The pandemic has had a far-reaching, life-altering impact on the pregnancy plans of many women in Australia.
For everyone, coronavirus changed things; if not everything. For some women in their ‘baby-making years’, it brought about considerable concerns and unexpected turns. Like, how will a pandemic impact a pregnancy? Will partners be allowed in hospital rooms?
Will waiting to conceive carry risks? How will the economic uncertainty influence hopeful or expecting parents’ financial confidence?
Thousands of families in Australia, and more abroad, have been faced with these concerns.
According to research conducted by Mamamia and Elevit, anxiety around trying to get pregnant has increased. In fact, more than one in two women are feeling more worried than normal about trying for a baby or being pregnant.
One woman who knows this growing concern is 33-year-old Sophia, whose timeline hasn’t changed, but her angst has amplified.
“It’s made me more anxious,” 33-year-old Sophia tells Mamamia. “We have to undergo IVF to fall pregnant. We live across the border from our clinic so I’ve been terrified of having a cycle cancelled or postponed because I couldn’t travel to the clinic.
“Then there’s the risk of coming down with a cold or other coronavirus-like symptoms and not being allowed into the hospital for the embryo transfer. IVF is already hard enough without having to worry about all these extra complications.”
Another woman, Karen, also feels the frustration of the precarious relationship between IVF access and the restrictions of a pandemic.
“I am anxious as I am getting well into my forties so my chances of falling pregnant with my second child was already slim. Now, coronavirus has substantially decreased the possibility even further.”
This was a common sentiment shared by women undergoing IVF treatment, with one 33-year-old saying, “the pandemic has made being a person with infertility and fighting against the clock even more stressful”.

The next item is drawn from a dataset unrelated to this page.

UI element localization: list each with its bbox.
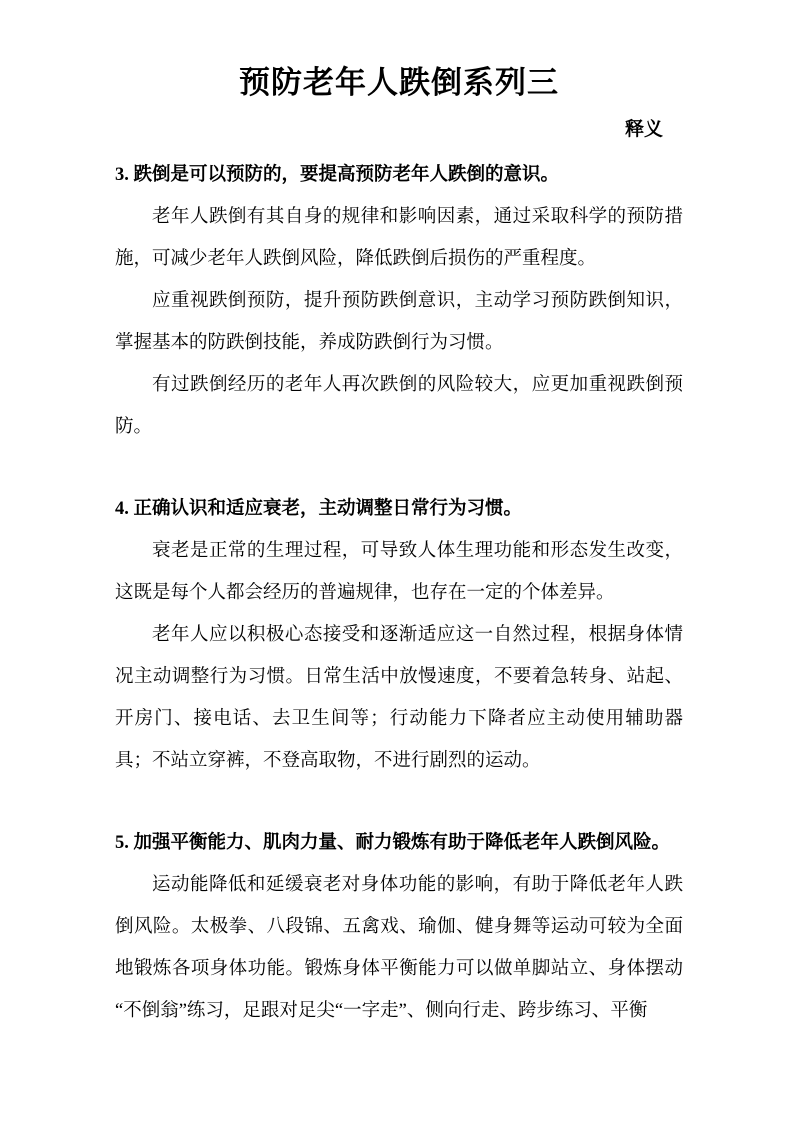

Listen: What you need to know about the COVID-19 vaccine and pregnancy. Post continues below.
But the ‘biological clock’ was not the only reason causing anxiety.
One woman said the pandemic had “made [her] question what kind of world I am bringing children into”.
“The news can be scary and I want my child to have a healthy and safe future.”
For the most part, though, the external events of the world haven’t thrown women off their pregnancy plans. In fact, for many, the pandemic has acted as an ‘accelerator’.
Despite coronavirus and the financial downturn, research conducted by Mamamia and Elevit found that three in five women, with pre-pandemic pregnancy plans, say they are still trying to conceive. And for many women who didn’t have a plan, they now do.
“It brought my timeline forward,” Kia, a 30-year-old woman, shared with Mamamia. “I was still in the 'live life travel the world' mindset, and had a wishy washy timeline of when I wanted to start 'trying.' The pandemic forced my partner and I to actually sit down and plan our future. Now we have a date - February 2022 - as to when we will at least start trying.”